Sometimes I have trouble ending sentences with prepositions myself - it just sounds so quirky to! It’s akin to watching a dog walk on its hind legs. The practice is so ingrained in my writing style I hardly have taken time to find out what the rule is all about.
It just is not supposed to happen – right?
Wherever you fall on the matter, you will find yourself in an ancient argument. Poet John Dryden in a 1672 essay criticized prepositionists for writing “the bodies that these souls were frightened from.” However formal, classical written English – which Dryden was accustomed to - stems in part from its Latin academic roots. Latin, a language that routinely emphasizes “verb at the end at all costs”, easily avoids the prepositional conundrum. As a prestige language, Latin structure informed elevated English writing, - however at times these rules it has a hard time keeping up with.
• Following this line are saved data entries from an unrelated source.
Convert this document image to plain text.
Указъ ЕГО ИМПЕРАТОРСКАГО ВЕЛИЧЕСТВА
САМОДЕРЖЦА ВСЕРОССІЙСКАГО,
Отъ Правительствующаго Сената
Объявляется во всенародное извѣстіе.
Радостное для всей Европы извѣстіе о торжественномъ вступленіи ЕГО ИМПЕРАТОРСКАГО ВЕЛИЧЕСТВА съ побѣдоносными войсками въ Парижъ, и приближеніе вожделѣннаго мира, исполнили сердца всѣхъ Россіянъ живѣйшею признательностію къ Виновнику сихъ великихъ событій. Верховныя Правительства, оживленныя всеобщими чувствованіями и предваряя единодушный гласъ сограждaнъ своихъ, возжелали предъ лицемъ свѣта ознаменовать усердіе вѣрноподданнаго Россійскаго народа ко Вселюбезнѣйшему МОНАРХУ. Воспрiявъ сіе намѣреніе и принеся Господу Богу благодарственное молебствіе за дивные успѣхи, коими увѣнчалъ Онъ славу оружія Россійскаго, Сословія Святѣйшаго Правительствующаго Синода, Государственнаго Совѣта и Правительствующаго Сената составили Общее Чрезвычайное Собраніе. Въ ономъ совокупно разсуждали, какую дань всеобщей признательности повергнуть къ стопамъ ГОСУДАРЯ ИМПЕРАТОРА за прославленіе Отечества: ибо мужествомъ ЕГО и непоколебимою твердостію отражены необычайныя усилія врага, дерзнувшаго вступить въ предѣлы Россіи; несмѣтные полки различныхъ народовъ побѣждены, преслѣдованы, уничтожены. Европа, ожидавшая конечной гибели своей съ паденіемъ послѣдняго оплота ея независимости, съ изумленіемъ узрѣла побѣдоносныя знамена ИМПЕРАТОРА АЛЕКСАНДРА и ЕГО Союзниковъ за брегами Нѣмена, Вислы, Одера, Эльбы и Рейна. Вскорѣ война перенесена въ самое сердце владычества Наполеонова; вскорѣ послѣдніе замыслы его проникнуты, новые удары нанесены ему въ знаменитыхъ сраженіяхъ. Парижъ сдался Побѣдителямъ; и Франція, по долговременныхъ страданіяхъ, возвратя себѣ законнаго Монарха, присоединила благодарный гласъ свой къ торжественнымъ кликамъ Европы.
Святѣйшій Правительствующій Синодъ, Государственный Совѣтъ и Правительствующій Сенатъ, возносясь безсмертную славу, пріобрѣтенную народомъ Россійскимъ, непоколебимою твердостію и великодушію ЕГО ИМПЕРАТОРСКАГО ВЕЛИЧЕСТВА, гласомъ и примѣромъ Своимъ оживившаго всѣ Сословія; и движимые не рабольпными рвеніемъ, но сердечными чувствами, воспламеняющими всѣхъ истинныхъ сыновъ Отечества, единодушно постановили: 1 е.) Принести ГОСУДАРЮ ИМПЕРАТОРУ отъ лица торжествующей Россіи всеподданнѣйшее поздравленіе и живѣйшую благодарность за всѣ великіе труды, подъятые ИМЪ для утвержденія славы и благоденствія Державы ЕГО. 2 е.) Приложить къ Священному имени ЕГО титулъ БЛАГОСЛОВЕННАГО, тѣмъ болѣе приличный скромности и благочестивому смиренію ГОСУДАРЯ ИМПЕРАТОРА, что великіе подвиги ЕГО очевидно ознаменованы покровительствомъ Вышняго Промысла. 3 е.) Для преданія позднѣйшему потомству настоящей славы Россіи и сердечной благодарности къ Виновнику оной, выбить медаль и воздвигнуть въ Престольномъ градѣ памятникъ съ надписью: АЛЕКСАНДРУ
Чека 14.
So what’s this book about? (See what I did there?)
Robert Greene’s book You Are What You Speak explores this debate and the politics of identity through language in a thoughtful and easy-to-follow way. Grammar Grouches, Language Laws and Politics of Identity – many groups have attempted to control language as means to a political end. From reviving languages such as Hebrew to freezing a language in time with Arabic, Greene makes a compelling argument that languages are in their nature hard to regulate.
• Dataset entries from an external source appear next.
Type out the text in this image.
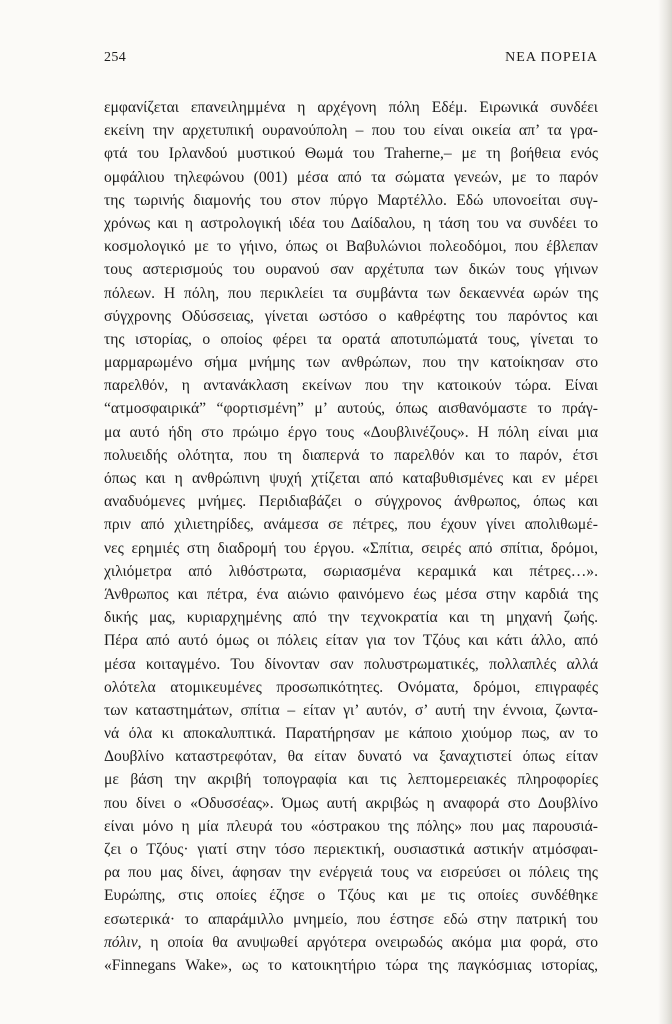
254	ΝΕΑ ΠΟΡΕΙΑ
εμφανίζεται επανειλημμένα η αρχέγονη πόλη Εδέμ. Ειρωνικά συνδέει
εκείνη την αρχετυπική ουρανούπολη – που του είναι οικεία απ’ τα γρα-
φτά του Ιρλανδού μυστικού Θωμά του Traherne,– με τη βοήθεια ενός
ομφάλιου τηλεφώνου (001) μέσα από τα σώματα γενεών, με το παρόν
της τωρινής διαμονής του στον πύργο Μαρτέλλο. Εδώ υπονοείται συγ-
χρόνως και η αστρολογική ιδέα του Δαίδαλου, η τάση του να συνδέει το
κοσμολογικό με το γήινο, όπως οι Βαβυλώνιοι πολεοδόμοι, που έβλεπαν
τους αστερισμούς του ουρανού σαν αρχέτυπα των δικών τους γήινων
πόλεων. Η πόλη, που περικλείει τα συμβάντα των δεκαεννέα ωρών της
σύγχρονης Οδύσσειας, γίνεται ωστόσο ο καθρέφτης του παρόντος και
της ιστορίας, ο οποίος φέρει τα ορατά αποτυπώματά τους, γίνεται το
μαρμαρωμένο σήμα μνήμης των ανθρώπων, που την κατοίκησαν στο
παρελθόν, η αντανάκλαση εκείνων που την κατοικούν τώρα. Είναι
“ατμοσφαιρικά” “φορτισμένη” μ’ αυτούς, όπως αισθανόμαστε το πράγ-
μα αυτό ήδη στο πρώιμο έργο τους «Δουβλινέζους». Η πόλη είναι μια
πολυειδής ολότητα, που τη διαπερνά το παρελθόν και το παρόν, έτσι
όπως και η ανθρώπινη ψυχή χτίζεται από καταβυθισμένες και εν μέρει
αναδυόμενες μνήμες. Περιδιαβάζει ο σύγχρονος άνθρωπος, όπως και
πριν από χιλιετηρίδες, ανάμεσα σε πέτρες, που έχουν γίνει απολιθωμέ-
νες ερημιές στη διαδρομή του έργου. «Σπίτια, σειρές από σπίτια, δρόμοι,
χιλιόμετρα από λιθόστρωτα, σωριασμένα κεραμικά και πέτρες…».
Άνθρωπος και πέτρα, ένα αιώνιο φαινόμενο έως μέσα στην καρδιά της
δικής μας, κυριαρχημένης από την τεχνοκρατία και τη μηχανή ζωής.
Πέρα από αυτό όμως οι πόλεις είταν για τον Τζόυς και κάτι άλλο, από
μέσα κοιταγμένο. Του δίνονταν σαν πολυστρωματικές, πολλαπλές αλλά
ολότελα ατομικευμένες προσωπικότητες. Ονόματα, δρόμοι, επιγραφές
των καταστημάτων, σπίτια – είταν γι’ αυτόν, σ’ αυτή την έννοια, ζωντα-
νά όλα κι αποκαλυπτικά. Παρατήρησαν με κάποιο χιούμορ πως, αν το
Δουβλίνο καταστρεφόταν, θα είταν δυνατό να ξαναχτιστεί όπως είταν
με βάση την ακριβή τοπογραφία και τις λεπτομερειακές πληροφορίες
που δίνει ο «Οδυσσέας». Όμως αυτή ακριβώς η αναφορά στο Δουβλίνο
είναι μόνο η μία πλευρά του «όστρακου της πόλης» που μας παρουσιά-
ζει ο Τζόυς· γιατί στην τόσο περιεκτική, ουσιαστικά αστικήν ατμόσφαι-
ρα που μας δίνει, άφησαν την ενέργειά τους να εισρεύσει οι πόλεις της
Ευρώπης, στις οποίες έζησε ο Τζόυς και με τις οποίες συνδέθηκε
εσωτερικά· το απαράμιλλο μνημείο, που έστησε εδώ στην πατρική του
πόλιν, η οποία θα ανυψωθεί αργότερα ονειρωδώς ακόμα μια φορά, στο
«Finnegans Wake», ως το κατοικητήριο τώρα της παγκόσμιας ιστορίας,
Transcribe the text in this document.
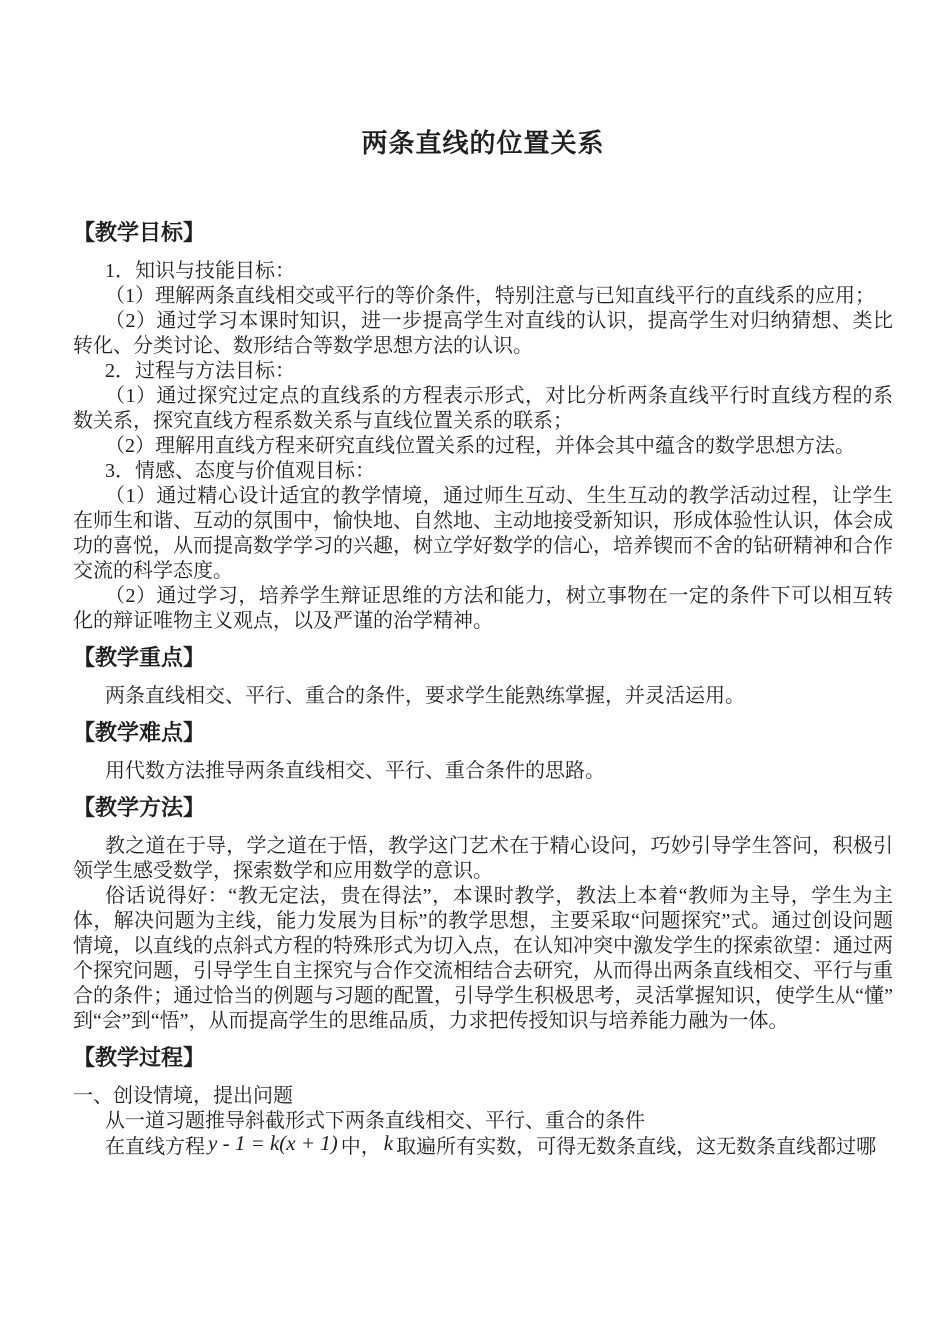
两条直线的位置关系
【教学目标】

1．知识与技能目标：

（1）理解两条直线相交或平行的等价条件，特别注意与已知直线平行的直线系的应用；

（2）通过学习本课时知识，进一步提高学生对直线的认识，提高学生对归纳猜想、类比转化、分类讨论、数形结合等数学思想方法的认识。

2．过程与方法目标：

（1）通过探究过定点的直线系的方程表示形式，对比分析两条直线平行时直线方程的系数关系，探究直线方程系数关系与直线位置关系的联系；

（2）理解用直线方程来研究直线位置关系的过程，并体会其中蕴含的数学思想方法。

3．情感、态度与价值观目标：

（1）通过精心设计适宜的教学情境，通过师生互动、生生互动的教学活动过程，让学生在师生和谐、互动的氛围中，愉快地、自然地、主动地接受新知识，形成体验性认识，体会成功的喜悦，从而提高数学学习的兴趣，树立学好数学的信心，培养锲而不舍的钻研精神和合作交流的科学态度。

（2）通过学习，培养学生辩证思维的方法和能力，树立事物在一定的条件下可以相互转化的辩证唯物主义观点，以及严谨的治学精神。

【教学重点】

两条直线相交、平行、重合的条件，要求学生能熟练掌握，并灵活运用。

【教学难点】

用代数方法推导两条直线相交、平行、重合条件的思路。

【教学方法】

教之道在于导，学之道在于悟，教学这门艺术在于精心设问，巧妙引导学生答问，积极引领学生感受数学，探索数学和应用数学的意识。

俗话说得好：“教无定法，贵在得法”，本课时教学，教法上本着“教师为主导，学生为主体，解决问题为主线，能力发展为目标”的教学思想，主要采取“问题探究”式。通过创设问题情境，以直线的点斜式方程的特殊形式为切入点，在认知冲突中激发学生的探索欲望：通过两个探究问题，引导学生自主探究与合作交流相结合去研究，从而得出两条直线相交、平行与重合的条件；通过恰当的例题与习题的配置，引导学生积极思考，灵活掌握知识，使学生从“懂”到“会”到“悟”，从而提高学生的思维品质，力求把传授知识与培养能力融为一体。

【教学过程】

一、创设情境，提出问题

从一道习题推导斜截形式下两条直线相交、平行、重合的条件

在直线方程 y - 1 = k(x + 1) 中， k 取遍所有实数，可得无数条直线，这无数条直线都过哪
Take Greene's example of Arabic, a term us English speakers use to cover an array of languages that are sometimes mutually unintelligible. Fusha Arabic, the standard prestige language of the Quran, has been crystallized by authorities since its inception - which is why you find no translations of the religious book in use today. Want become a muslim? Learn ancient Fusha, a written language no one actually speaks in everyday conversation. In an attempt to crystallize the words of Mohammad in a highly regulated text, the Arabic world has created a fragmented linguistic landscape with spoken arabic languages and dialects that have out evolved each other. Spoken language continued to evolve despite efforts to freeze the written language in time.
Greene's book provides us with a fascinating and well researched look into the world history of language politics.